La phase rapide du nystagmus rotatoire observé dans le SOM est dans la direction d’action du muscle oblique supérieur (rotation interne) et s’accompagne d’un déplacement vers le bas. L’électromyographie oculaire montre des potentiels d’action anormalement longs (7 à 8 ms) dans le muscle oblique supérieur, mais pas dans le muscle oblique inférieur. On pense que cette activité électrique anormale provoque un spasme du muscle oblique supérieur.

En ce qui concerne la pathologie, les mécanismes suivants sont supposés.

  • Transmission éphaptique : lésion du nerf trochléaire due à une compression vasculaire, etc. → démyélinisation segmentaire → un diaphonie électrique entre les fibres nerveuses adjacentes peut provoquer un SOM.
  • Hyperexcitabilité du noyau du nerf trochléaire : On pense qu’une hyperactivité pathologique du noyau du nerf trochléaire est à la base de la pathologie1)
  • Lésion de la zone de sortie de la racine nerveuse (nerve root exit zone) : le nerf trochléaire peut être endommagé à la zone de sortie de la racine nerveuse, ce qui pourrait en être la cause.

Statistiquement, l’œil droit est plus souvent touché chez les femmes, mais l’IRM ne montre aucune différence anatomique du nerf trochléaire ou des structures environnantes entre les côtés gauche et droit, et la cause de cette différence de sexe et de latéralité est inconnue.

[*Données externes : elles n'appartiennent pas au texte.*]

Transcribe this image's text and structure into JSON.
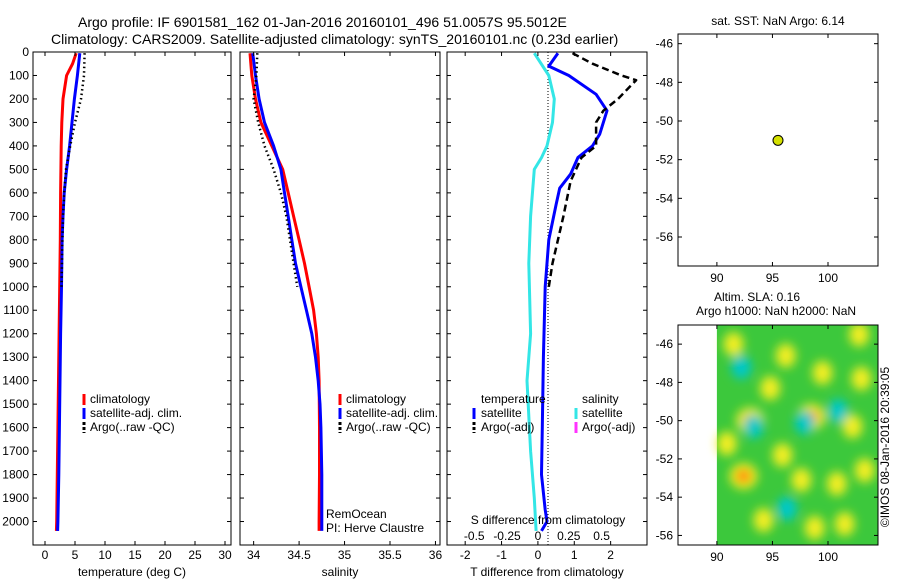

7. Recherches récentes et perspectives futures (rapports de stade de recherche)

Section intitulée « 7. Recherches récentes et perspectives futures (rapports de stade de recherche) »

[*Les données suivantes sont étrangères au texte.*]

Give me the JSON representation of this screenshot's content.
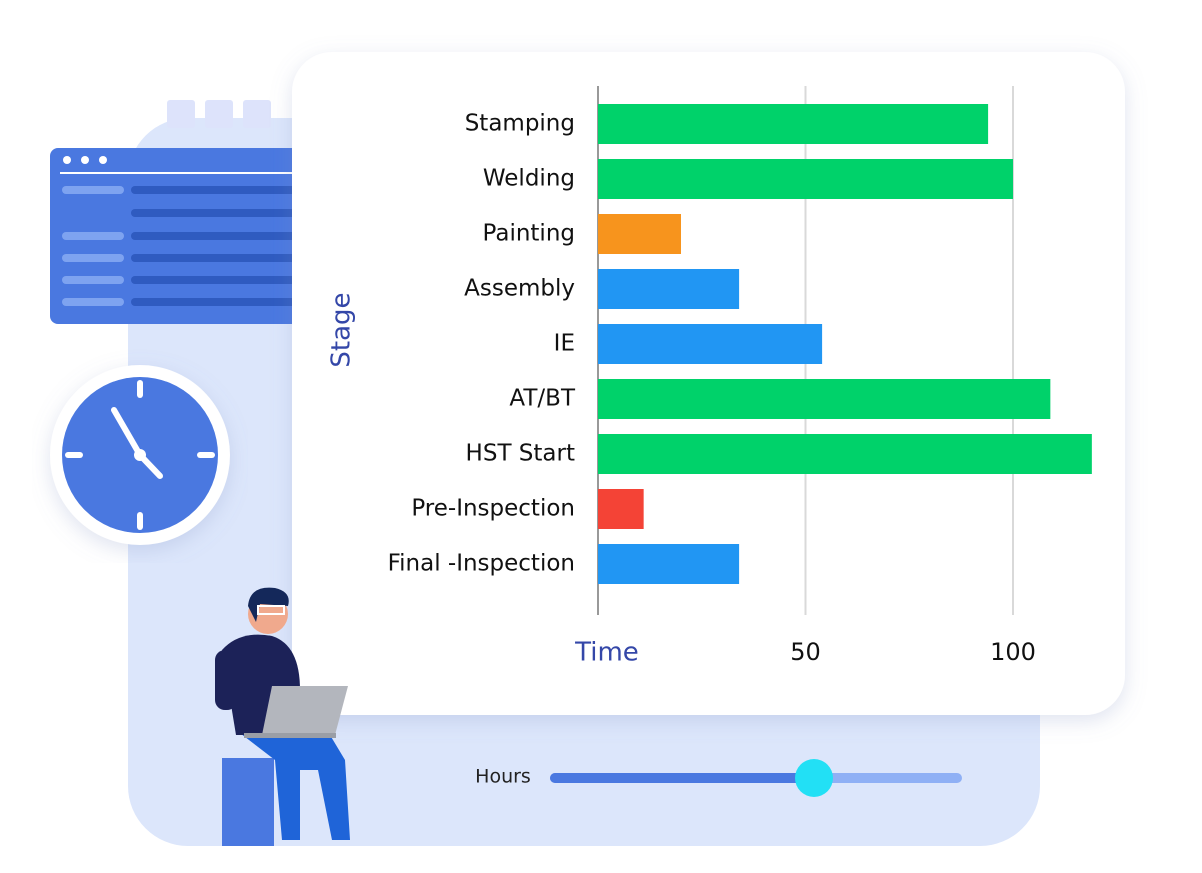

Efficacité de la décompression microvasculaire (MVD)

Section intitulée « Efficacité de la décompression microvasculaire (MVD) »

Une disparition immédiate et complète des symptômes après MVD par approche sous-cérébelleuse latérale a été rapportée. Aucune récidive n’a été observée à 24 et 17 mois de suivi 1). La MVD peut être une option thérapeutique valable chez les patients présentant une compression neurovasculaire confirmée par IRM.

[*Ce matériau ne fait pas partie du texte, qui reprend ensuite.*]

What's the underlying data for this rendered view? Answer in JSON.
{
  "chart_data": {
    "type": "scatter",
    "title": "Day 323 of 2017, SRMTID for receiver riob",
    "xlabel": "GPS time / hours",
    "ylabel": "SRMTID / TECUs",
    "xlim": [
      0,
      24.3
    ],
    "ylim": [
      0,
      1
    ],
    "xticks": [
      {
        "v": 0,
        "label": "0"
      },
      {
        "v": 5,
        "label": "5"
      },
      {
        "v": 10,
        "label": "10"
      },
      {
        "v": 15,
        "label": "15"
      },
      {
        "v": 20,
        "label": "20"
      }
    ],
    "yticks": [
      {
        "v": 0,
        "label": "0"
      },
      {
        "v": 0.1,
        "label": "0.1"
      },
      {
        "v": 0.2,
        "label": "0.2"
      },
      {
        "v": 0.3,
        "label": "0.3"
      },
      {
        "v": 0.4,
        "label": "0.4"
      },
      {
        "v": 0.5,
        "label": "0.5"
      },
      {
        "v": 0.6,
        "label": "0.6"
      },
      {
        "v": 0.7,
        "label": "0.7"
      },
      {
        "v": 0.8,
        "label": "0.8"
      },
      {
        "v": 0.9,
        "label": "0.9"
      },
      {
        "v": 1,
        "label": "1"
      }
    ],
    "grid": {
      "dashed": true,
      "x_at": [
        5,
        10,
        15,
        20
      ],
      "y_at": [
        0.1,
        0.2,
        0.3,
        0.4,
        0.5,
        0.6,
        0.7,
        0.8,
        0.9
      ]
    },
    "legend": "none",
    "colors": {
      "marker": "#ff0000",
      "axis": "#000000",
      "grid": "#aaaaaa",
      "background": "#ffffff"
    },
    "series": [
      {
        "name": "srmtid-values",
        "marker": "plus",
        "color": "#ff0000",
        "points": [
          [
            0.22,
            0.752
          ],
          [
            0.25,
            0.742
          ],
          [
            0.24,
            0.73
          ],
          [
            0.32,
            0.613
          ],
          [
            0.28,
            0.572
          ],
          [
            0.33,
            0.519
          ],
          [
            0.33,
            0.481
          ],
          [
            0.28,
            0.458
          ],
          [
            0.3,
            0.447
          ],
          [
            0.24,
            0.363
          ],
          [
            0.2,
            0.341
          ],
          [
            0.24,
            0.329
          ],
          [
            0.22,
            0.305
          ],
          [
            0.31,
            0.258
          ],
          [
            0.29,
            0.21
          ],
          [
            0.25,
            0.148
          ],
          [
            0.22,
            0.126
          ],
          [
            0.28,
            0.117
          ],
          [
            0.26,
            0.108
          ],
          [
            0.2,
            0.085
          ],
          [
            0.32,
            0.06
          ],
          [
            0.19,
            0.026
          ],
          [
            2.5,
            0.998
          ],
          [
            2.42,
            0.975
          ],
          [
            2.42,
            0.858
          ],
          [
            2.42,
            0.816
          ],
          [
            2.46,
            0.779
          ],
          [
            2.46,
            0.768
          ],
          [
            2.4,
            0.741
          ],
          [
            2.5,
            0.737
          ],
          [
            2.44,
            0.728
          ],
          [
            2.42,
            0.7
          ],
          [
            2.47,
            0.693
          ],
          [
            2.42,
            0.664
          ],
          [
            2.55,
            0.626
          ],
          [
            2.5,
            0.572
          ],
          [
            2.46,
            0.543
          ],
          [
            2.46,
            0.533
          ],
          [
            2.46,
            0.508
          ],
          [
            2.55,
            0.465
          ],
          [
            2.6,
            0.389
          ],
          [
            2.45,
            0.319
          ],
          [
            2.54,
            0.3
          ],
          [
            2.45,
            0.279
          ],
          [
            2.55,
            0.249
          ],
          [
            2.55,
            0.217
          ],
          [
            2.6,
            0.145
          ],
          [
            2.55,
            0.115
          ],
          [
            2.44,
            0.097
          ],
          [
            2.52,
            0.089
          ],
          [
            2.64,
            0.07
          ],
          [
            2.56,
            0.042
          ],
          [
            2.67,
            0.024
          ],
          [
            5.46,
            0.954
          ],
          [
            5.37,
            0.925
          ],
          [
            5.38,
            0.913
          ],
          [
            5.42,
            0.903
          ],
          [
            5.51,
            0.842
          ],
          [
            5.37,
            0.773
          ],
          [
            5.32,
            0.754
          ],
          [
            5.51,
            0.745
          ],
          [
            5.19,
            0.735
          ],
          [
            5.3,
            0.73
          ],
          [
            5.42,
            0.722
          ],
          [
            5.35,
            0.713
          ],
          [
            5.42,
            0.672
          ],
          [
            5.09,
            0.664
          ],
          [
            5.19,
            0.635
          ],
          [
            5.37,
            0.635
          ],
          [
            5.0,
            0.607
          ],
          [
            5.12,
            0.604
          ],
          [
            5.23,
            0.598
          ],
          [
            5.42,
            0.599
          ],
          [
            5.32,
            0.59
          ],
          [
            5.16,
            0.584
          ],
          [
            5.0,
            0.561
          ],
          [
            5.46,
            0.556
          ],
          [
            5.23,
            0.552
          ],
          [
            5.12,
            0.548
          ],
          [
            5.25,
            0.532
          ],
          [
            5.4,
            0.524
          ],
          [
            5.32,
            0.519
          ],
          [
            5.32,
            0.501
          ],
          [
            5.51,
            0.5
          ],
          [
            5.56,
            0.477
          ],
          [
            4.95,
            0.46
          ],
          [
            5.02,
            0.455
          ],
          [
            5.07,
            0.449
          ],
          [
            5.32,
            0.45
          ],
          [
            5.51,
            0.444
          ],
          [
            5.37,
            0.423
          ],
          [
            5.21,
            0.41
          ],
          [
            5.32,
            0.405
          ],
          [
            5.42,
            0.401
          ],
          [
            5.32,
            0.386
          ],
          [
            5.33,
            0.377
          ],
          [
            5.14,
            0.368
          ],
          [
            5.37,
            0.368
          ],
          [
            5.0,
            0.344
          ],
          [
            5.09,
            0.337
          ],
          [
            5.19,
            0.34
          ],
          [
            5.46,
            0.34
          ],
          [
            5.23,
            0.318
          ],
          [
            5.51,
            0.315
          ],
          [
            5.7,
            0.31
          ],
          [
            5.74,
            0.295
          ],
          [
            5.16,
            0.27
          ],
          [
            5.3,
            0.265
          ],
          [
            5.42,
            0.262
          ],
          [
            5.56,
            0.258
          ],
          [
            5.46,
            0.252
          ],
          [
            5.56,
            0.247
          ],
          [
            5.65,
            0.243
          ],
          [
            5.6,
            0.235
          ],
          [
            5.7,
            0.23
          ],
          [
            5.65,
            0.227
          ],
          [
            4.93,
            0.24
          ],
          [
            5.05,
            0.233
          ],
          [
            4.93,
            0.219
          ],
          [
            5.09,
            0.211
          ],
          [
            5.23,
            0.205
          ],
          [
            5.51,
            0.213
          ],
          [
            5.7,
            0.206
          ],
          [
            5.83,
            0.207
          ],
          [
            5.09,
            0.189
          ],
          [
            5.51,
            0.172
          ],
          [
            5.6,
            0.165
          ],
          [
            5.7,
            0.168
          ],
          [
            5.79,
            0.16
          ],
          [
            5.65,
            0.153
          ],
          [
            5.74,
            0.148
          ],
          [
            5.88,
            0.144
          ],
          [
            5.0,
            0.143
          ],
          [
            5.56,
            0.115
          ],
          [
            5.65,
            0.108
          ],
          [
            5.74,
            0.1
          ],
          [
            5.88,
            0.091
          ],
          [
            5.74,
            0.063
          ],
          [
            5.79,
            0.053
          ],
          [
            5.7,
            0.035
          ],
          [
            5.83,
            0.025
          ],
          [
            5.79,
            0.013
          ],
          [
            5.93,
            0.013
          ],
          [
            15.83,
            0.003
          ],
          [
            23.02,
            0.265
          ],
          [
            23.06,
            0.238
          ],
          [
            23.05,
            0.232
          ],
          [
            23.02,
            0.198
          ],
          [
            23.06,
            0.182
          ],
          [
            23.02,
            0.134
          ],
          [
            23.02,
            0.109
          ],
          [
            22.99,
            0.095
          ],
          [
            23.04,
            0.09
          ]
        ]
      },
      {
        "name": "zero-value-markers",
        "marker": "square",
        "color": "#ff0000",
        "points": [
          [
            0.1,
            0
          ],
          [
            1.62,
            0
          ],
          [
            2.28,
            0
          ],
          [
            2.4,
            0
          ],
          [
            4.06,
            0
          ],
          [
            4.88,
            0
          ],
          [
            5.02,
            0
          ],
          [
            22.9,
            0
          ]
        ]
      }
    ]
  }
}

Il a été récemment rapporté que les bêta-bloquants (propranolol, timolol, bétaxolol) pourraient réduire les symptômes du SOM en diminuant l’amplitude de la pression artérielle. Des études comparatives avec les traitements médicamenteux standard sont nécessaires à l’avenir.

En raison de la rareté du SOM, la réalisation d’essais contrôlés randomisés (ECR) est difficile. Outre la difficulté à recruter un nombre suffisant de patients, l’évolution imprévisible et fluctuante des symptômes rend difficile l’évaluation objective de l’efficacité des médicaments existants. L’établissement de protocoles thérapeutiques nécessite des études multicentriques et la mise en place de registres de cas.


  1. Gurnani B, et al. Nystagmus and Abnormal Eye Movements: A Comprehensive Review of Types, Causes, and Diagnostic Approaches. Clinical Ophthalmology. 2025;19:1617-1642.